A group of scientists at the University of Washington have managed to harness the power of wireless signals from a networking medium that you're probably already very familiar with; Wi-Fi.
Playing off of the old PoE acronym, they're calling it PoWi-Fi, this is made possible by the fact that wireless radio frequency signals actually have some power in them that can be harnessed much like PoE.
The team first tested the wireless power signals with various low power electrical devices to see what Wi-Fi signals were capable of.
"The goal of the sensors is to harvest RF (radio frequency) power and convert it into DC power," says Vamsi Talla, one of the researchers involved with the project. "The second piece, the access point, there we actually developed a custom solution on it, just a software modification that would enable the access point to act both as a good power delivery source and, simultaneously, also as a good Wi-Fi router."
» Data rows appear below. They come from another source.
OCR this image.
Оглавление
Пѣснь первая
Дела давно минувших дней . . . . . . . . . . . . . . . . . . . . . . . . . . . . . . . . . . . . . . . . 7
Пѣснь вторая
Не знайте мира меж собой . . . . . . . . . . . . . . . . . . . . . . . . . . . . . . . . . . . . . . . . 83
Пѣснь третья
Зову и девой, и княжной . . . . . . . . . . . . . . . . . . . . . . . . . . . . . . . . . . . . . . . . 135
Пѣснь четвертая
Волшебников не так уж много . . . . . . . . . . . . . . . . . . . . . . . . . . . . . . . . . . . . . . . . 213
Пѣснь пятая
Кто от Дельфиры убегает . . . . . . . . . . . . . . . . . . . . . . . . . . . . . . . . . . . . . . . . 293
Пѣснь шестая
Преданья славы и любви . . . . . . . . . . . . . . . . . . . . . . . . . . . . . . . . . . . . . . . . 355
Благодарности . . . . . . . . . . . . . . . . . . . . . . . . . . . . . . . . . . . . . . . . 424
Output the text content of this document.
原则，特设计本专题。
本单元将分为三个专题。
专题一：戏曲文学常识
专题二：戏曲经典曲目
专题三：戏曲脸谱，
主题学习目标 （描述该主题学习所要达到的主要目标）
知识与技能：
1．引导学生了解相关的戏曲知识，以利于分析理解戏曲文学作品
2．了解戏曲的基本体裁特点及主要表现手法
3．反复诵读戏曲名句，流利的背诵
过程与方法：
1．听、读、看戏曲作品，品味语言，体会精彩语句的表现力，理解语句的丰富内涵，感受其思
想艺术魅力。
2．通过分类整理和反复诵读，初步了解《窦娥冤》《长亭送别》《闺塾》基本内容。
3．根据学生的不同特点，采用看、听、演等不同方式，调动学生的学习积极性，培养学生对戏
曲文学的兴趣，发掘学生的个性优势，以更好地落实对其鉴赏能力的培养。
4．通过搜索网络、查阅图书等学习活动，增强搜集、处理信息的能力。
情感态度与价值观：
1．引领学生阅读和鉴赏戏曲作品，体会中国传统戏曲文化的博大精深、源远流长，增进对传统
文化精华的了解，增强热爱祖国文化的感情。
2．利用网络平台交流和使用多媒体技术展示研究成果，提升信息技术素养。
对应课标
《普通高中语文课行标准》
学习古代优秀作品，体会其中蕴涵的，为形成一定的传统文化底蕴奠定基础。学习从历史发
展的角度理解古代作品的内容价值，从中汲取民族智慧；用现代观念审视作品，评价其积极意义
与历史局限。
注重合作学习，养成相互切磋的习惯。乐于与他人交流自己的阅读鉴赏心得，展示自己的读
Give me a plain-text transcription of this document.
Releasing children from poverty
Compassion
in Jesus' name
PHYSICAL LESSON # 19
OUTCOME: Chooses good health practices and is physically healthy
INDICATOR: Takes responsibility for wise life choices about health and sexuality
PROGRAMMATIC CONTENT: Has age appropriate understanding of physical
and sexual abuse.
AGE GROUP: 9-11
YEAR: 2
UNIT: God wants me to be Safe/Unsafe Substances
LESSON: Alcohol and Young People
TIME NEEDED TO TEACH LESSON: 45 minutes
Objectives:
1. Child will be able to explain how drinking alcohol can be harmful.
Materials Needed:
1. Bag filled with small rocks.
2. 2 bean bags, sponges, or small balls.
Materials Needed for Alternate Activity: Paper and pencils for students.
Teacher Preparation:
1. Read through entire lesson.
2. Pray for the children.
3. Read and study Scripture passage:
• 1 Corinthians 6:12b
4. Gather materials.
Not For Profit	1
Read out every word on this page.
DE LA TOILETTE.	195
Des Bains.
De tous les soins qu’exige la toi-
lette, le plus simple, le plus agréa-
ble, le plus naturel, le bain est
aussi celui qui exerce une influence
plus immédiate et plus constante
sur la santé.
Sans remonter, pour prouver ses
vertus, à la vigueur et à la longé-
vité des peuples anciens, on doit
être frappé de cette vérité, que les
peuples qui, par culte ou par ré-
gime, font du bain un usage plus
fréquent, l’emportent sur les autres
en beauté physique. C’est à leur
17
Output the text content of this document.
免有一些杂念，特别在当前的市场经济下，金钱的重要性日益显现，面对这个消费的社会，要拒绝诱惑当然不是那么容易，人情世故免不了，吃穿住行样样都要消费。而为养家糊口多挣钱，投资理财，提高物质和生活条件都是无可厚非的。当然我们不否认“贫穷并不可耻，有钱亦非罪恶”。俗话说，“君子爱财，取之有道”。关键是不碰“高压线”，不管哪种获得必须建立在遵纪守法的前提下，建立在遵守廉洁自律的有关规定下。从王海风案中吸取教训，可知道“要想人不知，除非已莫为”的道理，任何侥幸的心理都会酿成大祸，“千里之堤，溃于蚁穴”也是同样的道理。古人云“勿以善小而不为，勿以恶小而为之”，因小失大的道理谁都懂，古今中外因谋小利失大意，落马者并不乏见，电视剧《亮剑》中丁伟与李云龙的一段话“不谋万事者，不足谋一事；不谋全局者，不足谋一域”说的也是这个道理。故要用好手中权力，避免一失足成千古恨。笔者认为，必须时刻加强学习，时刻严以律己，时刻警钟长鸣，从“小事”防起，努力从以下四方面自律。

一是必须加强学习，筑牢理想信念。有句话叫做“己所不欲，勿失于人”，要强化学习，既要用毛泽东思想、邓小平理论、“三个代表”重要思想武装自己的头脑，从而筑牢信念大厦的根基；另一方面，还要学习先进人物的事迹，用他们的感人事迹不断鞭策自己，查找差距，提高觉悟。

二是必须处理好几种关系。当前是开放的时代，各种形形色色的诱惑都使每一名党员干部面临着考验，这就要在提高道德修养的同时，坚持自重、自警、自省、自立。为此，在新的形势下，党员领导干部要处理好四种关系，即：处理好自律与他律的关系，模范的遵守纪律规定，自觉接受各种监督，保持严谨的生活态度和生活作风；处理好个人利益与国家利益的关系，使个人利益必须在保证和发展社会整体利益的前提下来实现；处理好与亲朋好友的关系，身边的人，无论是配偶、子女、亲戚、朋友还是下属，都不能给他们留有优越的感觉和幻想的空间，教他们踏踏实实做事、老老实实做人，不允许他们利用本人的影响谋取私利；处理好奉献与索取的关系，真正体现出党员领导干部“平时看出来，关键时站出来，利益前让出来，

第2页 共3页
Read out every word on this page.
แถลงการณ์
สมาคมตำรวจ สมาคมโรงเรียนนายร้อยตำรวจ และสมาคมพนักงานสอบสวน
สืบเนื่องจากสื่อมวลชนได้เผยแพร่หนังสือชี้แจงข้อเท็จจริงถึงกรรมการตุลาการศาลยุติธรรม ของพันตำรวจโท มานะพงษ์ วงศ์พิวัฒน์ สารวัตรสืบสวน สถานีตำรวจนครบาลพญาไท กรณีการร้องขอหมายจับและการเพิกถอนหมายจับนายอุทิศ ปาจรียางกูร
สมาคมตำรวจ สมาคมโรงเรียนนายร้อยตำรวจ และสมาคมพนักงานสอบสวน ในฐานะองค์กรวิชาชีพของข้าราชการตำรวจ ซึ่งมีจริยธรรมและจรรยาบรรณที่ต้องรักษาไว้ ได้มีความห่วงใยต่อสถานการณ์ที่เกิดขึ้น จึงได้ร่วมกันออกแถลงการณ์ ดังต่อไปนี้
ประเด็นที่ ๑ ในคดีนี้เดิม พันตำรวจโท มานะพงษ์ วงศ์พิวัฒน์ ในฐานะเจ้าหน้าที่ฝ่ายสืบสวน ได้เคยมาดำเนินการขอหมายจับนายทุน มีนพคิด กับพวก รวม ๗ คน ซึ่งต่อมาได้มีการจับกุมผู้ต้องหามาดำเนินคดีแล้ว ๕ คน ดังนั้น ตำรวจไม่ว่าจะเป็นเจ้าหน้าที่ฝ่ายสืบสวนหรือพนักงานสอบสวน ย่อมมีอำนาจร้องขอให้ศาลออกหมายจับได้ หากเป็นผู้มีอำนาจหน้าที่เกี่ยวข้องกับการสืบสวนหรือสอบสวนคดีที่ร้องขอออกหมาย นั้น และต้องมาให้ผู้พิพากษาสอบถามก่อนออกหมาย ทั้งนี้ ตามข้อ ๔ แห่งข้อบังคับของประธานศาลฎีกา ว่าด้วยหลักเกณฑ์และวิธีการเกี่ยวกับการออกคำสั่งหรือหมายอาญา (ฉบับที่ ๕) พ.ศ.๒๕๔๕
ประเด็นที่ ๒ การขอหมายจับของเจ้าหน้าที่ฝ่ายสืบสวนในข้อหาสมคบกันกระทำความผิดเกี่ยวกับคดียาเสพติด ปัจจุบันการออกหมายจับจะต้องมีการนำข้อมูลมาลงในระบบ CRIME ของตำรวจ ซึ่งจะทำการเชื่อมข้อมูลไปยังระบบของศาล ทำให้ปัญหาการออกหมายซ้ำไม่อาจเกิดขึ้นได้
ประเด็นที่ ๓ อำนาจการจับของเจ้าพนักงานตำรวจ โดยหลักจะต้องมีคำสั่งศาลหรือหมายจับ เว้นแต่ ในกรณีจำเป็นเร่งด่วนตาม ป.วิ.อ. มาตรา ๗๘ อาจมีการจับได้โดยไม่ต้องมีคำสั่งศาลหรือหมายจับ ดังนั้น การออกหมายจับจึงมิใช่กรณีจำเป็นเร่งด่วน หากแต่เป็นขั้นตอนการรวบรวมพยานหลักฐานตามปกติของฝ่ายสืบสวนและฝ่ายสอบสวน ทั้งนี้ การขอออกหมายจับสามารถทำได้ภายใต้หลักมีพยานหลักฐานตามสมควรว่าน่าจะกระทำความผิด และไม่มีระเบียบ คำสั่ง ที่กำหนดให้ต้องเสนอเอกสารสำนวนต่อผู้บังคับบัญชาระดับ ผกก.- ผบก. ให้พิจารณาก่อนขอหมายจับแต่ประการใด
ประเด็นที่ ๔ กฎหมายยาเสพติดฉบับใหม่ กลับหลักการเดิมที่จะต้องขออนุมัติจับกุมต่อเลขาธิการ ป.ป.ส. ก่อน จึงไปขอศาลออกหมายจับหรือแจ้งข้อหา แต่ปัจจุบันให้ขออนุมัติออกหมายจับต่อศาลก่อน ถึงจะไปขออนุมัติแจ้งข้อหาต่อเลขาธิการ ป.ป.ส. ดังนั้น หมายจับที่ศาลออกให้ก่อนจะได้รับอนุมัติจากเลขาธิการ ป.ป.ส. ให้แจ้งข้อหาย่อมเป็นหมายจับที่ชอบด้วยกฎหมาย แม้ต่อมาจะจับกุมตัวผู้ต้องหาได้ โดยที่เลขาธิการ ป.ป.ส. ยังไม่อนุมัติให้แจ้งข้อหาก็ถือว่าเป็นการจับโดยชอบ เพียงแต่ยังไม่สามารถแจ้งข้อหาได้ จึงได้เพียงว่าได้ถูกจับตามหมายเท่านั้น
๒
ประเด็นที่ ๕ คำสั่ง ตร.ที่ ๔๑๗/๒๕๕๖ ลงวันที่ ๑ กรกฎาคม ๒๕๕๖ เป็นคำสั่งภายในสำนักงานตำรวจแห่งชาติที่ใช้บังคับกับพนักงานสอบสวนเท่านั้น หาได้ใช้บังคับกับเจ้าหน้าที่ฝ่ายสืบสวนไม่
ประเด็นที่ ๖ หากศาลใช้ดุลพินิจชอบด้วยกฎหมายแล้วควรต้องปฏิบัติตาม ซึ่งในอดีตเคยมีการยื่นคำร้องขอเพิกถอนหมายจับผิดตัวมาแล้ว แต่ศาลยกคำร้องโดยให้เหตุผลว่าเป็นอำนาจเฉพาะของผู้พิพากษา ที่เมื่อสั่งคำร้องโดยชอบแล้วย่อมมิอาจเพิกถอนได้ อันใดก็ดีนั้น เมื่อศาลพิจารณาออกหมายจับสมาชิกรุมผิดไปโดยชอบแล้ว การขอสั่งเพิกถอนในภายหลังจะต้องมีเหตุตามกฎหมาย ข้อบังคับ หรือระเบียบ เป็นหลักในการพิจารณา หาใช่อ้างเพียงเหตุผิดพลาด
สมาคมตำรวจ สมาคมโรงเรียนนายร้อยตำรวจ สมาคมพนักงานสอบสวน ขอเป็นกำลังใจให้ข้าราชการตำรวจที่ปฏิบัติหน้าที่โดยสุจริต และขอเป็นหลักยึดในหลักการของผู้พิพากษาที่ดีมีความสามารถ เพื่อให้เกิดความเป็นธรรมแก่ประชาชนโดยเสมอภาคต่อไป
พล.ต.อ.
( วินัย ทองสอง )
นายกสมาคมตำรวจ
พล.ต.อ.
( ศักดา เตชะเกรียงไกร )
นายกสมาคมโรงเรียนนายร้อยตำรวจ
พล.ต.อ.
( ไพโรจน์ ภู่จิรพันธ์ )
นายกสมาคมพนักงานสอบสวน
As explained by the project notes, using simple antennas, batteries, capacitors, and wireless signals, it was entirely possible to harness voltage from Wi-Fi signals.
The only struggle was that because wireless routers do not continually broadcast signals, instead only broadcast when a computer instructs them to, the power was not constant and would only intermittently provide small bursts of voltage.
The team got around this by configuring the wireless router to continually transmit wireless signals as noise. By doing so, the antenna used to absorb the voltage had a lot more power to soak up whether computers were sending information via the wireless router or not.
The team then decided to hook up a low power camera to the antenna to attempt to power it with the Wi-Fi signals. Surprisingly, it worked and was able to capture one image every 35 minutes using only the Wi-Fi signals. The PoWi-Fi worked well up to around 20 feet or so and could even transmit power through walls, although walls did limit the transmitting distance a little more.
Moreover, the team managed to get a reasonably nice balance between power and Wi-Fi signal, which means that the extra noise used to power your devices wouldn't have too much of a negative impact on the wireless router's ability to function as an Internet hub for your wireless devices, and also means that your home wireless router could one day act as both a power source and an Internet transmitter device.
Although it's an interesting proof of concept at this point in time, it's worth mentioning that powering the low-power devices is extremely limited with current technology. Additional research may come up with ways to optimize the Wi-Fi signals to provide additional power for much more power-hungry devices in the future.
Wireless power is just about knocking at your front door.